What's the difference between technical and business metadata?

Technical metadata describes how data is stored and structured - column types, table relationships, storage formats. Business metadata describes what data means - definitions, ownership, usage context. Technical metadata is typically auto-generated from systems. Business metadata requires human input. Both are essential: technical for system operation, business for human understanding.

Where is technical metadata stored?

Technical metadata lives in multiple places: database system catalogs, data catalog repositories, ETL tool metadata stores, and infrastructure monitoring systems. Modern metadata platforms aggregate these sources into unified catalogs. The challenge is keeping aggregated metadata synchronized with changing source systems.

How does technical metadata support data governance?

Technical metadata provides the foundation for governance - you cannot govern what you cannot see. Column-level security requires knowing what columns exist. Retention policies need storage location information. Lineage for compliance requires transformation metadata. Access control depends on understanding system structure. Technical metadata makes governance actionable.

Can technical metadata be extracted automatically?

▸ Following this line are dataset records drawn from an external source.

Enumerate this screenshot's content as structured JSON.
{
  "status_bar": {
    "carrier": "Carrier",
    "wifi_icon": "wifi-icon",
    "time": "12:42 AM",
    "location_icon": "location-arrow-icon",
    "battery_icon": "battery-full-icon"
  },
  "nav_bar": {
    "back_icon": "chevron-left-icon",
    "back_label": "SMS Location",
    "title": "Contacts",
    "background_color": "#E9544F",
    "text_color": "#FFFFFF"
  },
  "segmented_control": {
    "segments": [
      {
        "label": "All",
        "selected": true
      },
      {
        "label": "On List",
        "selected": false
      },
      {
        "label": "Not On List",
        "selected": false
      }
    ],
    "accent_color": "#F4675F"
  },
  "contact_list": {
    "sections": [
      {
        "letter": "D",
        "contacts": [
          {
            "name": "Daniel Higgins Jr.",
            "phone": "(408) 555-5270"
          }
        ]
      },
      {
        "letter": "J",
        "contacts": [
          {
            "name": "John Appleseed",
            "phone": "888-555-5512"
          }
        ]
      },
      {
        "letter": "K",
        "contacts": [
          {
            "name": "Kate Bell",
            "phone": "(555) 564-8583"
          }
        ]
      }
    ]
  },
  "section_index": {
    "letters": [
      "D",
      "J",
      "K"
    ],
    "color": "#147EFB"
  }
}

Yes, most technical metadata can be automatically extracted from source systems. Databases expose catalogs via information_schema. ETL tools provide API access to job definitions. Cloud platforms offer metadata APIs. Automated extraction is far more reliable than manual documentation. Platforms like Codd AI automate this extraction across diverse sources.

Technical Metadata Types: Understanding the Foundation of Data Systems

Technical metadata is information that describes the structural, physical, and operational characteristics of data - how data is organized, stored, formatted, and processed within systems. It includes schema definitions, storage specifications, access patterns, and processing information that enables systems to function and humans to understand data infrastructure.

While business metadata explains what data means, technical metadata explains how data exists. Together, they provide complete understanding of data assets.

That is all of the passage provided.